It may have cooled down, but it's still dry. And while you're probably paying attention to your flowers and lawn, garden experts say you may be ignoring another valuable asset in your yard, the trees.
All signs point to fall in yards across KELOLAND. Trees starting to shed because of the hot dry weather.
“They'll start to drop interior leaves and the interior leaves are the ones a tree has said, 'I can't hold on to you anymore. You're not doing work and I don't have enough water to keep you on,’” Erik Helland from Sioux Falls Landscape Garden Centers said.
Helland says trees are some of the most overlooked plants in people's yards. You depend on them for shade and don't notice they're in trouble until it's too late.
His staff is trying to stay ahead, watering non-stop to halt the wilting from the hot July weather.
At parks across Sioux Falls, signs point to stress. Leaves are dropping and the further a tree's roots are from a major water source the worse it get.
“They're getting to the point where they're depleting all of the moisture that's available in the soil,” Helland said.
Helland says if rain comes, the trees will also come back and leaves will perk up. But as more and more cities heighten water restrictions, if you have to choose, opt for your leaves over your lawn.

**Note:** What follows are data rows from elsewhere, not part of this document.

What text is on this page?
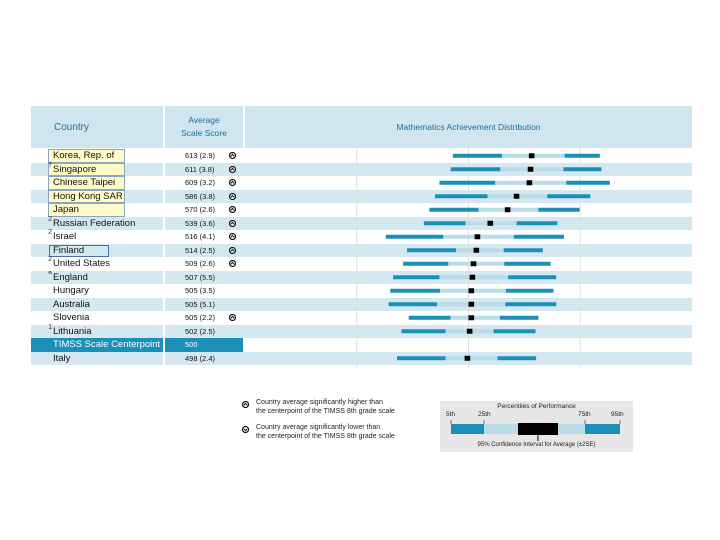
Country
Average
Scale Score
Mathematics Achievement Distribution
Korea, Rep. of	613 (2.9)
† Singapore	611 (3.8)
Chinese Taipei	609 (3.2)
Hong Kong SAR	586 (3.8)
Japan	570 (2.6)
2 Russian Federation	539 (3.6)
2 Israel	516 (4.1)
Finland	514 (2.5)
2 United States	509 (2.6)
≡ England	507 (5.5)
Hungary	505 (3.5)
Australia	505 (5.1)
Slovenia	505 (2.2)
1 Lithuania	502 (2.5)
TIMSS Scale Centerpoint	500
Italy	498 (2.4)
Country average significantly higher than
the centerpoint of the TIMSS 8th grade scale
Country average significantly lower than
the centerpoint of the TIMSS 8th grade scale
Percentiles of Performance
5th	25th	75th	95th
95% Confidence Interval for Average (±2SE)
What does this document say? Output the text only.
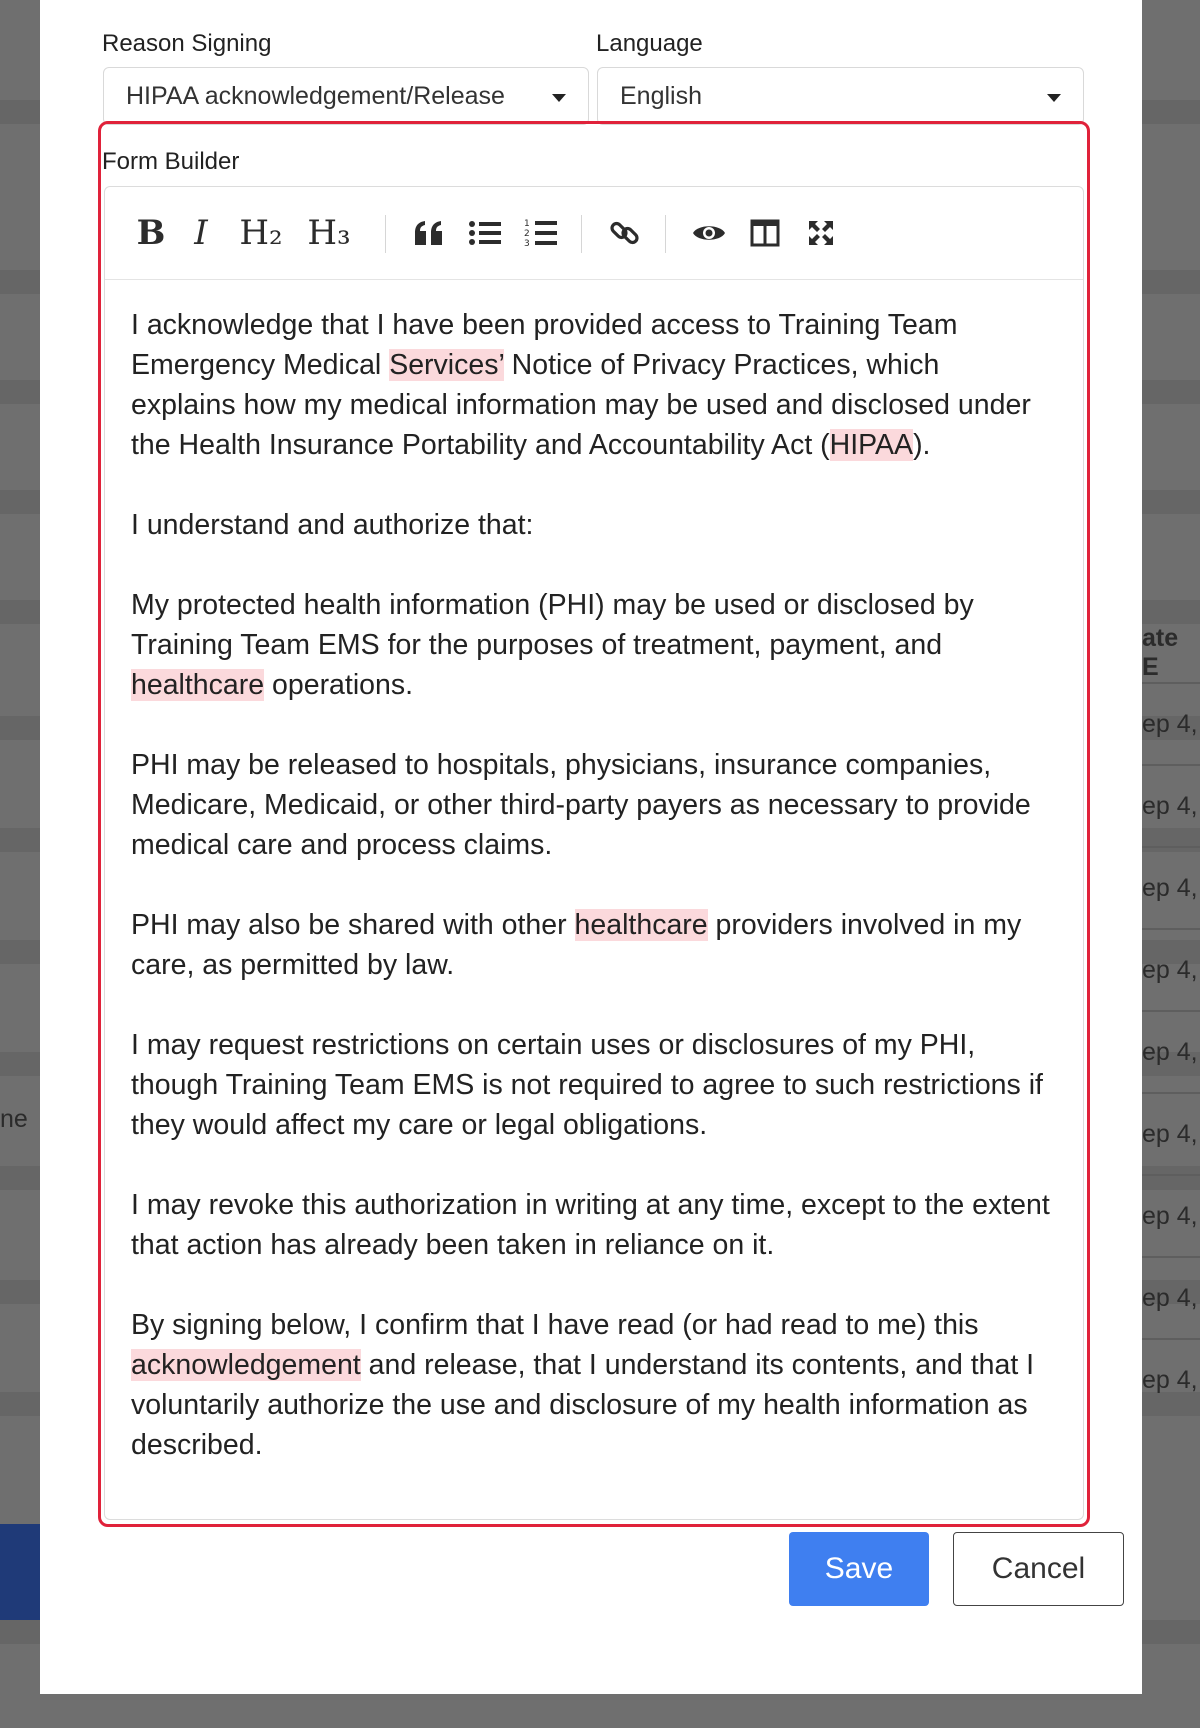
ne
ate E
ep 4,
ep 4,
ep 4,
ep 4,
ep 4,
ep 4,
ep 4,
ep 4,
ep 4,
Reason Signing
HIPAA acknowledgement/Release
Language
English
Form Builder
B I H₂ H₃	1
2
3

I acknowledge that I have been provided access to Training Team Emergency Medical Services’ Notice of Privacy Practices, which explains how my medical information may be used and disclosed under the Health Insurance Portability and Accountability Act (HIPAA).

I understand and authorize that:

My protected health information (PHI) may be used or disclosed by Training Team EMS for the purposes of treatment, payment, and healthcare operations.

PHI may be released to hospitals, physicians, insurance companies, Medicare, Medicaid, or other third-party payers as necessary to provide medical care and process claims.

PHI may also be shared with other healthcare providers involved in my care, as permitted by law.

I may request restrictions on certain uses or disclosures of my PHI, though Training Team EMS is not required to agree to such restrictions if they would affect my care or legal obligations.

I may revoke this authorization in writing at any time, except to the extent that action has already been taken in reliance on it.

By signing below, I confirm that I have read (or had read to me) this acknowledgement and release, that I understand its contents, and that I voluntarily authorize the use and disclosure of my health information as described.

Save	Cancel
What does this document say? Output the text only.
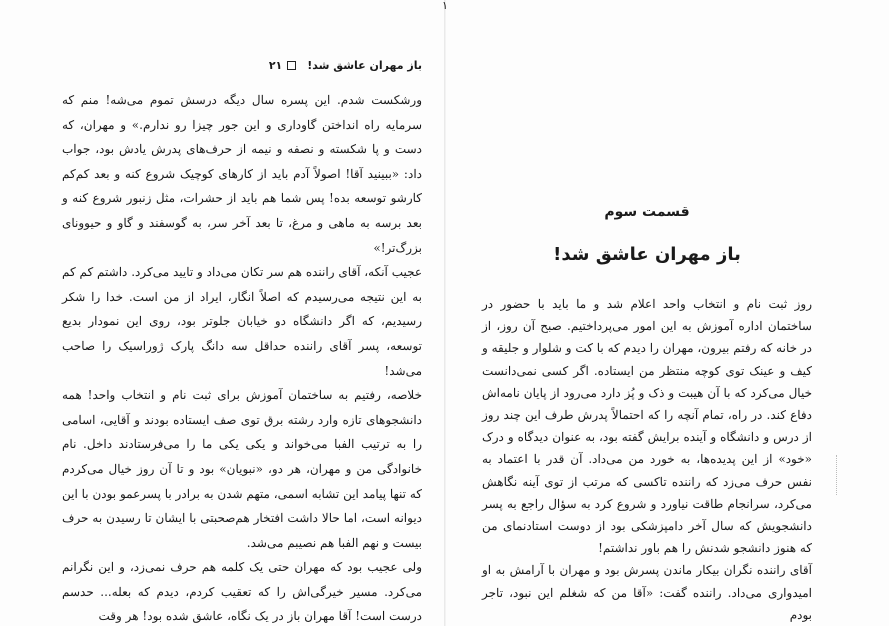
۱
باز مهران عاشق شد!
۲۱

ورشکست شدم. این پسره سال دیگه درسش تموم می‌شه! منم که سرمایه راه انداختن گاوداری و این جور چیزا رو ندارم.» و مهران، که دست و پا شکسته و نصفه و نیمه از حرف‌های پدرش یادش بود، جواب داد: «ببینید آقا! اصولاً آدم باید از کارهای کوچیک شروع کنه و بعد کم‌کم کارشو توسعه بده! پس شما هم باید از حشرات، مثل زنبور شروع کنه و بعد برسه به ماهی و مرغ، تا بعد آخر سر، به گوسفند و گاو و حیوونای بزرگ‌تر!»

عجیب آنکه، آقای راننده هم سر تکان می‌داد و تایید می‌کرد. داشتم کم کم به این نتیجه می‌رسیدم که اصلاً انگار، ایراد از من است. خدا را شکر رسیدیم، که اگر دانشگاه دو خیابان جلوتر بود، روی این نمودار بدیع توسعه، پسر آقای راننده حداقل سه دانگ پارک ژوراسیک را صاحب می‌شد!

خلاصه، رفتیم به ساختمان آموزش برای ثبت نام و انتخاب واحد! همه دانشجوهای تازه وارد رشته برق توی صف ایستاده بودند و آقایی، اسامی را به ترتیب الفبا می‌خواند و یکی یکی ما را می‌فرستادند داخل. نام خانوادگی من و مهران، هر دو، «نبویان» بود و تا آن روز خیال می‌کردم که تنها پیامد این تشابه اسمی، متهم شدن به برادر با پسرعمو بودن با این دیوانه است، اما حالا داشت افتخار هم‌صحبتی با ایشان تا رسیدن به حرف بیست و نهم الفبا هم نصیبم می‌شد.

ولی عجیب بود که مهران حتی یک کلمه هم حرف نمی‌زد، و این نگرانم می‌کرد. مسیر خیرگی‌اش را که تعقیب کردم، دیدم که بعله... حدسم درست است! آقا مهران باز در یک نگاه، عاشق شده بود! هر وقت

قسمت سوم
باز مهران عاشق شد!

روز ثبت نام و انتخاب واحد اعلام شد و ما باید با حضور در ساختمان اداره آموزش به این امور می‌پرداختیم. صبح آن روز، از در خانه که رفتم بیرون، مهران را دیدم که با کت و شلوار و جلیقه و کیف و عینک توی کوچه منتظر من ایستاده. اگر کسی نمی‌دانست خیال می‌کرد که با آن هیبت و ذک و پُز دارد می‌رود از پایان نامه‌اش دفاع کند. در راه، تمام آنچه را که احتمالاً پدرش طرف این چند روز از درس و دانشگاه و آینده برایش گفته بود، به عنوان دیدگاه و درک «خود» از این پدیده‌ها، به خورد من می‌داد. آن قدر با اعتماد به نفس حرف می‌زد که راننده تاکسی که مرتب از توی آینه نگاهش می‌کرد، سرانجام طاقت نیاورد و شروع کرد به سؤال راجع به پسر دانشجویش که سال آخر دامپزشکی بود از دوست استادنمای من که هنوز دانشجو شدنش را هم باور نداشتم!

آقای راننده نگران بیکار ماندن پسرش بود و مهران با آرامش به او امیدواری می‌داد. راننده گفت: «آقا من که شغلم این نبود، تاجر بودم
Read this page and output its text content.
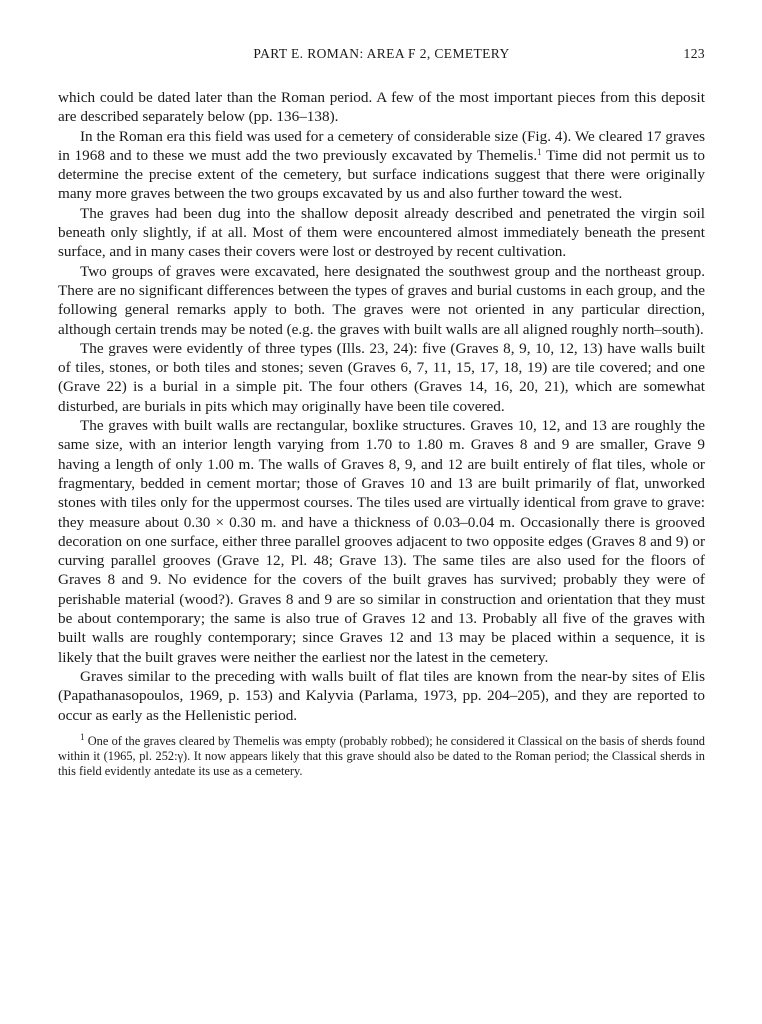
PART E. ROMAN: AREA F 2, CEMETERY	123

which could be dated later than the Roman period. A few of the most important pieces from this deposit are described separately below (pp. 136–138).

In the Roman era this field was used for a cemetery of considerable size (Fig. 4). We cleared 17 graves in 1968 and to these we must add the two previously excavated by Themelis.$^1$ Time did not permit us to determine the precise extent of the cemetery, but surface indications suggest that there were originally many more graves between the two groups excavated by us and also further toward the west.

The graves had been dug into the shallow deposit already described and penetrated the virgin soil beneath only slightly, if at all. Most of them were encountered almost immediately beneath the present surface, and in many cases their covers were lost or destroyed by recent cultivation.

Two groups of graves were excavated, here designated the southwest group and the northeast group. There are no significant differences between the types of graves and burial customs in each group, and the following general remarks apply to both. The graves were not oriented in any particular direction, although certain trends may be noted (e.g. the graves with built walls are all aligned roughly north–south).

The graves were evidently of three types (Ills. 23, 24): five (Graves 8, 9, 10, 12, 13) have walls built of tiles, stones, or both tiles and stones; seven (Graves 6, 7, 11, 15, 17, 18, 19) are tile covered; and one (Grave 22) is a burial in a simple pit. The four others (Graves 14, 16, 20, 21), which are somewhat disturbed, are burials in pits which may originally have been tile covered.

The graves with built walls are rectangular, boxlike structures. Graves 10, 12, and 13 are roughly the same size, with an interior length varying from 1.70 to 1.80 m. Graves 8 and 9 are smaller, Grave 9 having a length of only 1.00 m. The walls of Graves 8, 9, and 12 are built entirely of flat tiles, whole or fragmentary, bedded in cement mortar; those of Graves 10 and 13 are built primarily of flat, unworked stones with tiles only for the uppermost courses. The tiles used are virtually identical from grave to grave: they measure about 0.30 × 0.30 m. and have a thickness of 0.03–0.04 m. Occasionally there is grooved decoration on one surface, either three parallel grooves adjacent to two opposite edges (Graves 8 and 9) or curving parallel grooves (Grave 12, Pl. 48; Grave 13). The same tiles are also used for the floors of Graves 8 and 9. No evidence for the covers of the built graves has survived; probably they were of perishable material (wood?). Graves 8 and 9 are so similar in construction and orientation that they must be about contemporary; the same is also true of Graves 12 and 13. Probably all five of the graves with built walls are roughly contemporary; since Graves 12 and 13 may be placed within a sequence, it is likely that the built graves were neither the earliest nor the latest in the cemetery.

Graves similar to the preceding with walls built of flat tiles are known from the near-by sites of Elis (Papathanasopoulos, 1969, p. 153) and Kalyvia (Parlama, 1973, pp. 204–205), and they are reported to occur as early as the Hellenistic period.

$^1$ One of the graves cleared by Themelis was empty (probably robbed); he considered it Classical on the basis of sherds found within it (1965, pl. 252:γ). It now appears likely that this grave should also be dated to the Roman period; the Classical sherds in this field evidently antedate its use as a cemetery.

“If you can just put the garden hose on them, just a slow trickle to fill in those cracks about five to ten minutes each tree once a week would be great,” Helland said.
But remember Helland says a dead lawn takes less than a month to get back in shape but a dead tree can take a lifetime.
New trees with less established root systems are particularly susceptible. But Helland says that doesn't mean you can't plant new ones. They'll just need a little extra care and plenty of extra water.